I find myself really enjoying jQuery these days because it provides an easy cross-platform shorthand for things that I like to do to make the user experience better.
Our form to answer reference questions is a regular Drupal node form, but I want to change the 'Submit' button to be more descriptive, depending if the librarian is answering a question, requesting clarification, saving a draft, or whatever.
Our form looks something like this, just imagine a submit button at the bottom labeled 'Send answer'.
I ran into a problem with setting the button value because Drupal dynamically assigns ids to DOM elements, including for forms. For example, Drupal renders a regular submit button as:
<input type="submit" name="op" id="edit-submit" value="Save" class="form-submit" />jQuery can handle setting the button value easily:
$(document).ready(function(){
$("input[name='field_message_type[value]']").click(function(){
switch ($(this).val()) {
case 'Draft':
$('#edit-submit').val('Save draft');
break;
};
});
});I cut this short for brevity's sake, if this were a real function, I'd provide a case for each selection.
Now, if there is more than one form on the page, Drupal will give each form a slightly different id, such as:
<input type="submit" name="op" id="edit-submit-1" value="Search" class="form-submit" />This wouldn't be a problem if the page rendered consistently for all users, but as it happens, we display different blocks for different users, some with forms in them, such as the 'search' block.
So it is a problem! We can't depend on Drupal always assigning the same id to a form element.
Besides, if anyone else wants to use this module, there is no way we can guarantee Drupal will provide a consistent id to our elements on their sites. No way that I could find, at least, so there has to be another way.
I tried changing the id element through Drupal's hook_form_alter() function, but that added an extra id element instead of changing it.
I considered changing the module weight of my module to allow my module to execute last, but my guess is that the problem here is that the default dynamic element IDs are being assigned by Drupal's core form-rendering functions.
So with a hat tip to Wim Leers, I ended up using hook_form_alter to add a class element to the button, thereby being able to call and set the button value from jQuery for anyone using the module.

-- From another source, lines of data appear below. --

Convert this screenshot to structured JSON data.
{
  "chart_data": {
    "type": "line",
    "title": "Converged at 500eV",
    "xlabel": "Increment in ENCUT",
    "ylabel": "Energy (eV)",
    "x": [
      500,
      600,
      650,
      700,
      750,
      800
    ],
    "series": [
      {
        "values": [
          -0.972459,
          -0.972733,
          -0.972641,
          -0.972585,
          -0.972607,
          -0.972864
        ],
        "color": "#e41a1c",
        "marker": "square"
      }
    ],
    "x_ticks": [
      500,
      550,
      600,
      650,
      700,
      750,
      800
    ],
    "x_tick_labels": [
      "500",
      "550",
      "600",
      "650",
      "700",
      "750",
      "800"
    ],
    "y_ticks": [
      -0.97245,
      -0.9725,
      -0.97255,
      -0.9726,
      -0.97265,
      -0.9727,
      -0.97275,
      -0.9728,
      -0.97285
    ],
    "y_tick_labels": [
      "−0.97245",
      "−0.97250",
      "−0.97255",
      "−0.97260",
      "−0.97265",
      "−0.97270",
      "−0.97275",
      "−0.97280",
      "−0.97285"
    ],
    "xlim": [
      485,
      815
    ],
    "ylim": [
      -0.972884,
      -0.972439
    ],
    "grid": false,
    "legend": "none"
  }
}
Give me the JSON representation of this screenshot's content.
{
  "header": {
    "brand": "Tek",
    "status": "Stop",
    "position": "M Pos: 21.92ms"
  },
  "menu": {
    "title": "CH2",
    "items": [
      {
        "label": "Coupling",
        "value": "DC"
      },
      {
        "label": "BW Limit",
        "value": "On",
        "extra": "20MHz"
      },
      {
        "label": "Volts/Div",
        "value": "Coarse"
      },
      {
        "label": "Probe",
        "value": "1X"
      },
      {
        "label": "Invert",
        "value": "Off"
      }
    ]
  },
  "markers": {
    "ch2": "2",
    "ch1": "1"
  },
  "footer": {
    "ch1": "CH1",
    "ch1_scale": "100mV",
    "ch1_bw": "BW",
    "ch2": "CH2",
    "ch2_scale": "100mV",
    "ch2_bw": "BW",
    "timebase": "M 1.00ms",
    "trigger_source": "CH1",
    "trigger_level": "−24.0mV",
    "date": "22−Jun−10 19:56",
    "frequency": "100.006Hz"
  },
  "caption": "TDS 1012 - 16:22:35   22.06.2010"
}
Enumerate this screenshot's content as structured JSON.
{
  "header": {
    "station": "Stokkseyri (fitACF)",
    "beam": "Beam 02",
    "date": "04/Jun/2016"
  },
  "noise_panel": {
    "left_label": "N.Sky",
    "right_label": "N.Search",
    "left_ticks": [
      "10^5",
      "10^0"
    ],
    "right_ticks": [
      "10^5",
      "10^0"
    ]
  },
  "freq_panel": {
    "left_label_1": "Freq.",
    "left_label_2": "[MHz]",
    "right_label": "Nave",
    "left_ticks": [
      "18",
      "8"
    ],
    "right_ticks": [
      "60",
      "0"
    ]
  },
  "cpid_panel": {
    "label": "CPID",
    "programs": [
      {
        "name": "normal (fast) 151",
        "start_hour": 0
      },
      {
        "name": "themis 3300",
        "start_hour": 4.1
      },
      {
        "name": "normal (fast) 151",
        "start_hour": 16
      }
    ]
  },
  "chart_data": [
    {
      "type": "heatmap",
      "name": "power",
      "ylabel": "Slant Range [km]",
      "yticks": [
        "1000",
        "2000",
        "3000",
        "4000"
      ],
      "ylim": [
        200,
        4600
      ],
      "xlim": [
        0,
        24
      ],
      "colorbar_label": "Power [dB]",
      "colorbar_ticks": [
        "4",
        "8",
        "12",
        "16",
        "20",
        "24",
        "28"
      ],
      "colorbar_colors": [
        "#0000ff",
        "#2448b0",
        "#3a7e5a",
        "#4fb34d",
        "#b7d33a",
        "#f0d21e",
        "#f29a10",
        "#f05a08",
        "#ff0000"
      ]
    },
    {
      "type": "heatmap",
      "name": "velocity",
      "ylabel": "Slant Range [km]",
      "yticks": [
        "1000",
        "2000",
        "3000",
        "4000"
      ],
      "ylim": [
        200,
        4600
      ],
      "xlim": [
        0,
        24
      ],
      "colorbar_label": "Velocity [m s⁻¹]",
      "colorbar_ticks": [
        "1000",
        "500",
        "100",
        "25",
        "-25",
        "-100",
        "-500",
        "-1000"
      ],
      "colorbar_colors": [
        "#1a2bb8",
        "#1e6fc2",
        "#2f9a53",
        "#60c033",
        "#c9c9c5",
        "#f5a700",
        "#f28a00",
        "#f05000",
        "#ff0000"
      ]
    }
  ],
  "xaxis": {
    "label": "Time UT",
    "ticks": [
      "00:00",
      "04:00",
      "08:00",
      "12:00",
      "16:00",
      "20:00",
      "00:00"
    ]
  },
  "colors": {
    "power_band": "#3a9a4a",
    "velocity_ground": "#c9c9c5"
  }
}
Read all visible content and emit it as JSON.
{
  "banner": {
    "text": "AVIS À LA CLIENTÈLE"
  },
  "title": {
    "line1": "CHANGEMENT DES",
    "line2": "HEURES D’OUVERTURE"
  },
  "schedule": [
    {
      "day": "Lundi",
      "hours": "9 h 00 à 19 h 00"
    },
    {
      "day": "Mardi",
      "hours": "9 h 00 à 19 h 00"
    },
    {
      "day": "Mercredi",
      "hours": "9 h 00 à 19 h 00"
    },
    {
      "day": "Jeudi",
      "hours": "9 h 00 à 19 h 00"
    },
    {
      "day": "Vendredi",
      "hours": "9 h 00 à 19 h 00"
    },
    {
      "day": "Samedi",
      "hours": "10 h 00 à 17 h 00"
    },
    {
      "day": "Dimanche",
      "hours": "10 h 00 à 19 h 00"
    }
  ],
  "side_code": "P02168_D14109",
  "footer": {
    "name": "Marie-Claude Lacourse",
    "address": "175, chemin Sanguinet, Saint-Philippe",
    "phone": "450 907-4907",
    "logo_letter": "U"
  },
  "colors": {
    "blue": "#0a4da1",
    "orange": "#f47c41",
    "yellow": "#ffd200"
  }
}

Here is what I did in hook_form_alter:
<?php
function question_answer_form_alter (&$form, $form_state, $form_id) {
if ($form_id == 'question_answer_message_node_form') {
drupal_add_js(drupal_get_path('module', 'question_answer')
. '/question_answer.js');
$form['buttons']['submit']['#attributes']['class']
.= 'question-answer-submit';
}
}
?>There is a whole lot more to that function in the module, but again for brevity I am just displaying the relevant parts.
Here is the jQuery:
$(document).ready(function(){
$("input[name='field_message_type[value]']").click(function(){
switch ($(this).val()) {
case 'Draft':
$('#edit-field-referral-email-0-email-wrapper').fadeOut(1000);
$('.question-answer-submit').val('Save draft');
break;
};
});
});And zoom, we have a less confusing button to press.